In the early nineteenth century Dresden was a center of artistic invention and a magnet for painters from all over northern Europe.  Johan Christian Dahl, a Norwegian by birth, was drawn to the city and spent most of his career there.  He had begun his training as an apprentice to a house painter, in Bergen, but was quickly recognized as having exceptional talent and sent by a group of Bergen citizens to train at the Academy of Fine Arts in Copenhagen.  In 1818 he left Copenhagen to begin his Grand Tour of Europe.  Dahl started in Germany and stayed in Dresden for nearly two years, finally setting off  for Italy, which had been his original destination, in 1820.  There he spent time in Naples and in Rome, studying and making numerous rapid oil sketches after nature.  He returned to Dresden in July 1821 and  quickly settled into the artists' community there.  He remained in the city for the rest of his life, apart from short trips back to Norway.

In this richly colored painting, which he executed shortly after his return from Italy, Dahl depicts the banks of the Elbe at sunset, with the city of Dresden in the distance.  It is taken from downstream on the right bank of the Elbe, with the dome of the Frauenkirche rising over the Augustus-Brücke, the bridge connecting the Old City with the New.  To the right are the steeples of the Catholic church and the tower of Dresden Castle.  Although Dahl himself rarely painted Dresden from downstream, it is a popular view of the city, familiar from Bellotto's famous painting in Dresden and a number of contemporary 19th century engravings.

What most distinguishes Dahl's view is the combination of romantic and naturalistic elements in the work.  While the intense coloring of the clouds and sky may owe something to his German contemporaries, they also reflect his studies in Italy; and the detailed and realistic depiction of the foreground betrays his early training in Denmark.  It is characteristic of Dahl that the figures loading a small boat in the foreground or those further along the shore are not symbolic or idealized but real people engaged in ordinary activities.

The View of Dresden from the Road to Meissen  is Dahl's earliest extant painting of the city.  Although he made nearly 40 views of Dresden, the works of the 1820s have disappeared.  In her 1987 monograph on Dahl, Marie Lødrup Bang cites a lost painting from this period (Bang 189).1  She associates the missing work with a group of paintings now all lost.2  Two are mentioned by Dahl himself, in his notebooks and diaries, and are recorded in his Liber Veritatis, his drawn record of his paintings, now in the Bergen Art Museum.3  They were commissions for a Mr. Preusch in Dresden, and a Mr.
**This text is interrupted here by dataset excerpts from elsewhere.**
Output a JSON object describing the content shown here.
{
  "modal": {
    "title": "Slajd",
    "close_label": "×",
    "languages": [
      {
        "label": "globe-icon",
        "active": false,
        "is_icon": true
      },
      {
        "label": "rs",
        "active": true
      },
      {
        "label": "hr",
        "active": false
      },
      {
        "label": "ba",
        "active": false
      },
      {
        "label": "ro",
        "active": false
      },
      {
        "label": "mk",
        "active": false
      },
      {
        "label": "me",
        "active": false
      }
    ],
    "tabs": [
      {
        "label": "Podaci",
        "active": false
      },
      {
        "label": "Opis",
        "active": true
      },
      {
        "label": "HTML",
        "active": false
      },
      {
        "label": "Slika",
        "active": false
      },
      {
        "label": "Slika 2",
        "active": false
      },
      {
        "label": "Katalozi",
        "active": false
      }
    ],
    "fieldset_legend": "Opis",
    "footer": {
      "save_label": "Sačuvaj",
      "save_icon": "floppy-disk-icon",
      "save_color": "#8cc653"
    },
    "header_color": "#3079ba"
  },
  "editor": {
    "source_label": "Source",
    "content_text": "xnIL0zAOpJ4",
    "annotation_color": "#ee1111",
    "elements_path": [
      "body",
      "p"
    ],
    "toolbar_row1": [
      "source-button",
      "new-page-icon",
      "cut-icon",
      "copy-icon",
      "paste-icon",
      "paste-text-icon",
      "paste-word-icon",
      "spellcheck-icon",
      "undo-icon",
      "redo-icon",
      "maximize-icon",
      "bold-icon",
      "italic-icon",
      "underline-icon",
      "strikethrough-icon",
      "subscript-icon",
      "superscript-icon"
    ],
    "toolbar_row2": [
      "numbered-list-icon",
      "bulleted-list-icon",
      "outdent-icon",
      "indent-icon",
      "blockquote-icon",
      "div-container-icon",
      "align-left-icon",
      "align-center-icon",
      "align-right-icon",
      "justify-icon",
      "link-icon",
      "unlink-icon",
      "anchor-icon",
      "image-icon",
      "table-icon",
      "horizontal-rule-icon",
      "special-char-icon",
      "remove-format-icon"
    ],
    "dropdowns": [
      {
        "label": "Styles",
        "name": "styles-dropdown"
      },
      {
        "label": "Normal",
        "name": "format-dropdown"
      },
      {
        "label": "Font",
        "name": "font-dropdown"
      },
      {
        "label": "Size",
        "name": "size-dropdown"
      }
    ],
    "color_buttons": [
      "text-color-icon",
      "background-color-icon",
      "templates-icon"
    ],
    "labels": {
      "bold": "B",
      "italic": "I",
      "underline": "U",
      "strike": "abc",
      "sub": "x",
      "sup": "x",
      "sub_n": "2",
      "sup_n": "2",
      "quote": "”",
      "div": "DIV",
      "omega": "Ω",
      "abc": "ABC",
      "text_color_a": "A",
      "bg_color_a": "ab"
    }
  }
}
Elliot in Boston, executed in 1820 and 1822.  One drawing from the Liber Veritatas, which Dahl's inscription identifies it with the paintings for Preusch and Eliot, is very close to the present work (fig. 1). It is taken from the same viewpoint,  with the banks of the river clearly visible and the curving shore in front.  However, the foreground details are different:    the boat and the figures loading her are not in the painting, and the shoreline is more even and regular, without the many small curves and inlets of the present work.  The other (fig. 2), which Dahl's inscription identifies it as a pendant to Eliot's , shows Dresden from a different viewpoint, but with a simplified version of the foreground boat  (and possibly the attendant figures) and an irregular shoreline.   It is tempting to see the present painting as a melding of the compositions, combining their most striking elements, or it could even be the lost View from the Road to Meissen painted for Mr. Eliot.

We are grateful to Marie Lødrup Bang for her assistance in cataloguing this painting.

1  Marie Lødrup Bang, Johan Christian Dahl 1788-1857, Life and Works, Oslo 1987, vol. 2, cat. no. 189, pp. 91-92.
Ibid.
3  Bang, Loc. cit. and  vol. 2, cat. nos. 377-78, pp. 136 and 137 cites Dahl's notes and transcribes the inscriptions on the drawings.  However, her cat. nos. 377 and 378 refer to lost paintings while the illustrations,  vol. 3, pls. 152 and 153, reproduce the two Liber Veritatis drawings now in the Bergen Museum.